¹Leiden University, Institute of Molecular Plant Sciences, Clusius Laboratory, Wassenaarseweg 64, 2333 AL Leiden, The Netherlands; ²Utrecht University, Department of Mass Spectrometry, F.A.F.C. Wentgebouw, Sorbonnelaan 16, 3584 CA Utrecht, The Netherlands; ³Núcleo de Pesquisas de Produtos Naturais, Universidade Federal do Rio de Janeiro, Centro de Ciências da Saude, Bloco H, 21941-590-Ilha do Fundão, Rio de Janeiro-RJ, Brazil; ⁴Novartis Seeds BV, Westeinde 62, Postbus 26, 1600 AA Enkhuizen, The Netherlands; ⁵Laboratoire de Biologie Microbienne, Université de Lausanne, CH-1015 Lausanne, Switzerland; ⁶Utrecht University, Department of Plant Ecology and Evolutionary Biology, Section of Plant Pathology, P.O. Box 800.84, 3508 TB Utrecht, The Netherlands; ⁷TüV Energie und Umwelt GmbH, Niederlassung Freiburg, Robert-Bunsen Strasse 1, 79108 Freiburg i. Br., Germany; and ⁸MSU-DOE Plant Research Laboratory, Michigan State University, East Lansing 48824, U.S.A.

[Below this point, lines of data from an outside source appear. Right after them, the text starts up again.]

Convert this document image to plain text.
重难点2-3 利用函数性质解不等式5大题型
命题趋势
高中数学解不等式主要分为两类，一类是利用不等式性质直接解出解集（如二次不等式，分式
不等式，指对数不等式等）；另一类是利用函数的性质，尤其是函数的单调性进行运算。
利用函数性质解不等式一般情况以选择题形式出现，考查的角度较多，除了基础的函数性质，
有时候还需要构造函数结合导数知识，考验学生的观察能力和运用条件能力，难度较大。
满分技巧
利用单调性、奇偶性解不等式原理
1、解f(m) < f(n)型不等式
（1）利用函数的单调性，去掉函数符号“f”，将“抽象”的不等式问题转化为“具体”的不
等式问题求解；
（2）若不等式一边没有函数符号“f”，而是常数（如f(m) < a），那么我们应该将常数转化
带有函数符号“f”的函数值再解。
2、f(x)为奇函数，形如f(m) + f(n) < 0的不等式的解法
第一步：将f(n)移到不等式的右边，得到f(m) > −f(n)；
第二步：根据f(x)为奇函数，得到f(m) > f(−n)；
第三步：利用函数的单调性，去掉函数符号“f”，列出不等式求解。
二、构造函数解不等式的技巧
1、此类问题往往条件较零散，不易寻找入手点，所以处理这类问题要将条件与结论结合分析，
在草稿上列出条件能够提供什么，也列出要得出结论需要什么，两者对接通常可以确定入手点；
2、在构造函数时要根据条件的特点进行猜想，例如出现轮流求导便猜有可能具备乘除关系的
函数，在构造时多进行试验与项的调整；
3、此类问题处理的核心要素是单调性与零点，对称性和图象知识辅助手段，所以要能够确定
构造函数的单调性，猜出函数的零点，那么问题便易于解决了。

Seventy bacterial isolates from the rhizosphere of tomato were screened for antagonistic activity against the tomato foot and root rot-causing fungal pathogen Fusarium oxysporum f. sp. radicis-lycopersici. One isolate, strain PCL1391, appeared to be an efficient colonizer of tomato roots and an excellent biocontrol strain in an F. oxysporum/tomato test system. Strain PCL1391 was identified as Pseudomonas chlororaphis and further characterization showed that it produces a broad spectrum of antifungal factors (AFFs), including a hydrophobic compound, hydrogen cyanide, chitinase(s), and protease(s). Through mass spectrometry and nuclear magnetic resonance, the hydrophobic compound was identified as phenazine-1-carboxamide (PCN). We have studied the production and action of this AFF both in vitro and in vivo. Using a PCL1391 transposon mutant, with a lux reporter gene inserted in the phenazine biosynthetic operon (phz), we showed that this phenazine biosynthetic mutant was substantially decreased in both in vitro antifungal activity and biocontrol activity. Moreover, with the same mutant it was shown that the phz biosynthetic operon is expressed in the tomato rhizosphere. Comparison of the biocontrol activity of the PCN-producing strain PCL1391 with those of phenazine-1-carboxylic acid (PCA)-producing strains P. fluorescens 2-79 and P. aureofaciens 30-84 showed that the PCN-producing strain is able to suppress disease in the tomato/F. oxysporum system, whereas the PCA-producing strains are not. Comparison of in vitro antifungal activity of PCN and PCA showed that the antifungal activity of PCN was at least 10 times higher at neutral pH, suggesting that this may contribute to the superior biocontrol performance of strain PCL1391 in the tomato/F. oxysporum system.

Additional keywords: microbiological control.